The constitutional right the appeal argued for is based on the fifth amendment guarantee that no person shall “be deprived of life, liberty, or property, without due process of law.” Patients in “last chance” situations, when standard treatment offers no hope – are facing death. The Abagail Alliance argues that by not facilitating access to drugs that have passed through Phase 1 trial, the FDA is depriving them of the right to opt for to a potentially life-saving intervention.
As heartbreaking as it is to contemplate the death of 21 year old Abigail Burroughs and others like her, I think the Supreme Court got it right, for four main reasons. The court recognized the first two:
* The appeal argued for a terminally ill patient’s right to weigh the benefits and risks of taking the experimental medication and to pay for it with their own means. But Phase 1 testing does not provide the kind of information required for truly informed physician recommendation or patient consent, especially in desperate circumstances. The public, through the FDA, has a legitimate interest in the public safety implications of the FDA restrictions.

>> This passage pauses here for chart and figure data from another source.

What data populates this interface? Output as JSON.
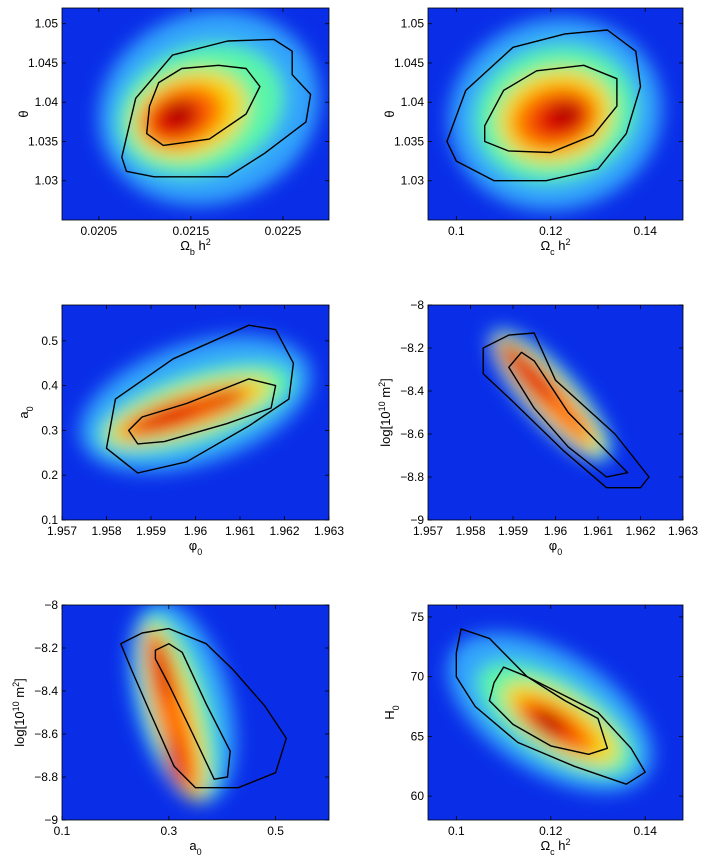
{
  "chart_data": [
    {
      "type": "heatmap",
      "xlabel": "Ω_b h^2",
      "ylabel": "θ",
      "xlim": [
        0.0201,
        0.023
      ],
      "ylim": [
        1.025,
        1.052
      ],
      "xticks": [
        0.0205,
        0.0215,
        0.0225
      ],
      "xtick_labels": [
        "0.0205",
        "0.0215",
        "0.0225"
      ],
      "yticks": [
        1.03,
        1.035,
        1.04,
        1.045,
        1.05
      ],
      "ytick_labels": [
        "1.03",
        "1.035",
        "1.04",
        "1.045",
        "1.05"
      ],
      "peak": [
        0.02152,
        1.0392
      ],
      "contour_inner": [
        [
          0.02105,
          1.0395
        ],
        [
          0.02115,
          1.0425
        ],
        [
          0.0214,
          1.0443
        ],
        [
          0.0218,
          1.0447
        ],
        [
          0.0221,
          1.0443
        ],
        [
          0.02225,
          1.042
        ],
        [
          0.0221,
          1.0385
        ],
        [
          0.0217,
          1.0353
        ],
        [
          0.0212,
          1.0345
        ],
        [
          0.02102,
          1.036
        ]
      ],
      "contour_outer": [
        [
          0.02075,
          1.033
        ],
        [
          0.0209,
          1.0405
        ],
        [
          0.0213,
          1.046
        ],
        [
          0.0219,
          1.0478
        ],
        [
          0.0224,
          1.048
        ],
        [
          0.0226,
          1.0465
        ],
        [
          0.0226,
          1.0435
        ],
        [
          0.0228,
          1.041
        ],
        [
          0.02275,
          1.0375
        ],
        [
          0.0223,
          1.0335
        ],
        [
          0.0219,
          1.0305
        ],
        [
          0.0211,
          1.0305
        ],
        [
          0.0208,
          1.0312
        ]
      ]
    },
    {
      "type": "heatmap",
      "xlabel": "Ω_c h^2",
      "ylabel": "θ",
      "xlim": [
        0.094,
        0.148
      ],
      "ylim": [
        1.025,
        1.052
      ],
      "xticks": [
        0.1,
        0.12,
        0.14
      ],
      "xtick_labels": [
        "0.1",
        "0.12",
        "0.14"
      ],
      "yticks": [
        1.03,
        1.035,
        1.04,
        1.045,
        1.05
      ],
      "ytick_labels": [
        "1.03",
        "1.035",
        "1.04",
        "1.045",
        "1.05"
      ],
      "peak": [
        0.12,
        1.0388
      ],
      "contour_inner": [
        [
          0.106,
          1.037
        ],
        [
          0.11,
          1.0415
        ],
        [
          0.117,
          1.044
        ],
        [
          0.127,
          1.0447
        ],
        [
          0.134,
          1.043
        ],
        [
          0.134,
          1.0395
        ],
        [
          0.129,
          1.0358
        ],
        [
          0.12,
          1.0336
        ],
        [
          0.111,
          1.0338
        ],
        [
          0.106,
          1.035
        ]
      ],
      "contour_outer": [
        [
          0.098,
          1.035
        ],
        [
          0.102,
          1.0415
        ],
        [
          0.112,
          1.047
        ],
        [
          0.123,
          1.0487
        ],
        [
          0.132,
          1.0492
        ],
        [
          0.138,
          1.0465
        ],
        [
          0.139,
          1.042
        ],
        [
          0.136,
          1.036
        ],
        [
          0.13,
          1.0315
        ],
        [
          0.119,
          1.03
        ],
        [
          0.108,
          1.03
        ],
        [
          0.1,
          1.0325
        ]
      ]
    },
    {
      "type": "heatmap",
      "xlabel": "φ_0",
      "ylabel": "a_0",
      "xlim": [
        1.957,
        1.963
      ],
      "ylim": [
        0.1,
        0.58
      ],
      "xticks": [
        1.957,
        1.958,
        1.959,
        1.96,
        1.961,
        1.962,
        1.963
      ],
      "xtick_labels": [
        "1.957",
        "1.958",
        "1.959",
        "1.96",
        "1.961",
        "1.962",
        "1.963"
      ],
      "yticks": [
        0.1,
        0.2,
        0.3,
        0.4,
        0.5
      ],
      "ytick_labels": [
        "0.1",
        "0.2",
        "0.3",
        "0.4",
        "0.5"
      ],
      "peak": [
        1.9593,
        0.305
      ],
      "contour_inner": [
        [
          1.9585,
          0.3
        ],
        [
          1.9588,
          0.33
        ],
        [
          1.9598,
          0.36
        ],
        [
          1.9612,
          0.415
        ],
        [
          1.9618,
          0.4
        ],
        [
          1.9617,
          0.35
        ],
        [
          1.9607,
          0.315
        ],
        [
          1.9593,
          0.275
        ],
        [
          1.9587,
          0.27
        ]
      ],
      "contour_outer": [
        [
          1.958,
          0.26
        ],
        [
          1.9582,
          0.37
        ],
        [
          1.9595,
          0.46
        ],
        [
          1.9612,
          0.535
        ],
        [
          1.9618,
          0.525
        ],
        [
          1.9622,
          0.45
        ],
        [
          1.9621,
          0.37
        ],
        [
          1.9612,
          0.31
        ],
        [
          1.9598,
          0.23
        ],
        [
          1.9587,
          0.205
        ]
      ]
    },
    {
      "type": "heatmap",
      "xlabel": "φ_0",
      "ylabel": "log[10^10 m^2]",
      "xlim": [
        1.957,
        1.963
      ],
      "ylim": [
        -9.0,
        -8.0
      ],
      "xticks": [
        1.957,
        1.958,
        1.959,
        1.96,
        1.961,
        1.962,
        1.963
      ],
      "xtick_labels": [
        "1.957",
        "1.958",
        "1.959",
        "1.96",
        "1.961",
        "1.962",
        "1.963"
      ],
      "yticks": [
        -9.0,
        -8.8,
        -8.6,
        -8.4,
        -8.2,
        -8.0
      ],
      "ytick_labels": [
        "−9",
        "−8.8",
        "−8.6",
        "−8.4",
        "−8.2",
        "−8"
      ],
      "peak": [
        1.9594,
        -8.33
      ],
      "contour_inner": [
        [
          1.9589,
          -8.29
        ],
        [
          1.9592,
          -8.22
        ],
        [
          1.9595,
          -8.26
        ],
        [
          1.9603,
          -8.5
        ],
        [
          1.9617,
          -8.78
        ],
        [
          1.9612,
          -8.8
        ],
        [
          1.9603,
          -8.66
        ],
        [
          1.9595,
          -8.48
        ]
      ],
      "contour_outer": [
        [
          1.9583,
          -8.2
        ],
        [
          1.9589,
          -8.14
        ],
        [
          1.9595,
          -8.13
        ],
        [
          1.96,
          -8.35
        ],
        [
          1.9614,
          -8.6
        ],
        [
          1.9622,
          -8.8
        ],
        [
          1.962,
          -8.85
        ],
        [
          1.9612,
          -8.85
        ],
        [
          1.9602,
          -8.68
        ],
        [
          1.959,
          -8.45
        ],
        [
          1.9583,
          -8.32
        ]
      ]
    },
    {
      "type": "heatmap",
      "xlabel": "a_0",
      "ylabel": "log[10^10 m^2]",
      "xlim": [
        0.1,
        0.6
      ],
      "ylim": [
        -9.0,
        -8.0
      ],
      "xticks": [
        0.1,
        0.3,
        0.5
      ],
      "xtick_labels": [
        "0.1",
        "0.3",
        "0.5"
      ],
      "yticks": [
        -9.0,
        -8.8,
        -8.6,
        -8.4,
        -8.2,
        -8.0
      ],
      "ytick_labels": [
        "−9",
        "−8.8",
        "−8.6",
        "−8.4",
        "−8.2",
        "−8"
      ],
      "peak": [
        0.31,
        -8.38
      ],
      "contour_inner": [
        [
          0.275,
          -8.21
        ],
        [
          0.3,
          -8.18
        ],
        [
          0.325,
          -8.22
        ],
        [
          0.37,
          -8.46
        ],
        [
          0.415,
          -8.68
        ],
        [
          0.41,
          -8.8
        ],
        [
          0.385,
          -8.81
        ],
        [
          0.345,
          -8.6
        ],
        [
          0.3,
          -8.37
        ],
        [
          0.275,
          -8.25
        ]
      ],
      "contour_outer": [
        [
          0.21,
          -8.18
        ],
        [
          0.25,
          -8.13
        ],
        [
          0.3,
          -8.11
        ],
        [
          0.37,
          -8.18
        ],
        [
          0.42,
          -8.3
        ],
        [
          0.48,
          -8.47
        ],
        [
          0.52,
          -8.62
        ],
        [
          0.5,
          -8.78
        ],
        [
          0.43,
          -8.85
        ],
        [
          0.35,
          -8.85
        ],
        [
          0.31,
          -8.75
        ],
        [
          0.265,
          -8.5
        ],
        [
          0.23,
          -8.3
        ]
      ]
    },
    {
      "type": "heatmap",
      "xlabel": "Ω_c h^2",
      "ylabel": "H_0",
      "xlim": [
        0.094,
        0.148
      ],
      "ylim": [
        58.0,
        76.0
      ],
      "xticks": [
        0.1,
        0.12,
        0.14
      ],
      "xtick_labels": [
        "0.1",
        "0.12",
        "0.14"
      ],
      "yticks": [
        60,
        65,
        70,
        75
      ],
      "ytick_labels": [
        "60",
        "65",
        "70",
        "75"
      ],
      "peak": [
        0.119,
        66.2
      ],
      "contour_inner": [
        [
          0.108,
          69.5
        ],
        [
          0.11,
          70.8
        ],
        [
          0.115,
          70.0
        ],
        [
          0.123,
          68.0
        ],
        [
          0.13,
          66.5
        ],
        [
          0.132,
          64.0
        ],
        [
          0.128,
          63.5
        ],
        [
          0.12,
          64.2
        ],
        [
          0.112,
          66.0
        ],
        [
          0.107,
          68.0
        ]
      ],
      "contour_outer": [
        [
          0.1,
          72.0
        ],
        [
          0.101,
          74.0
        ],
        [
          0.107,
          73.2
        ],
        [
          0.115,
          70.0
        ],
        [
          0.13,
          67.0
        ],
        [
          0.137,
          64.0
        ],
        [
          0.14,
          62.0
        ],
        [
          0.136,
          61.0
        ],
        [
          0.125,
          62.5
        ],
        [
          0.113,
          64.5
        ],
        [
          0.104,
          67.5
        ],
        [
          0.1,
          70.0
        ]
      ]
    }
  ]
}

* Substantially unfettered access to experimental medications would severely undermine the ability to conduct rigorous controlled trials. Patients would be much less willing to enter a double blinded study if they could get access to the experimental agent by another route. Here too, the public has a legitimate interest in fostering rigorous testing of proposed new treatments.
* Although the appeal was limited to drugs in last chance situations and required self payment for access, there is every reason to expect that public and private insurance programs would soon be asked to cover the cost, and that patients with serious but not terminal conditions would press for the same kind of access. The cost of health care is already causing serious harms through uninsurance and job loss from diminished economic competitiveness. The public has a legitimate interest in mitigating the harms caused by runaway cost increases.
* Finally, the appellant’s argument would add to public confusion about the difference between evidence-based treatment and wishful thinking about experimental agents. Our health system is already permeated by magical thinking and denial of death. As well-intentioned as the appeal is, it would add to this unfortunate aspect of U.S. culture.
(For those with time and inclination to read a 22 page document, the decision of the District of Columbia Circuit Court, which the Supreme Court upheld by declining to hear an appeal, makes fascinating reading.)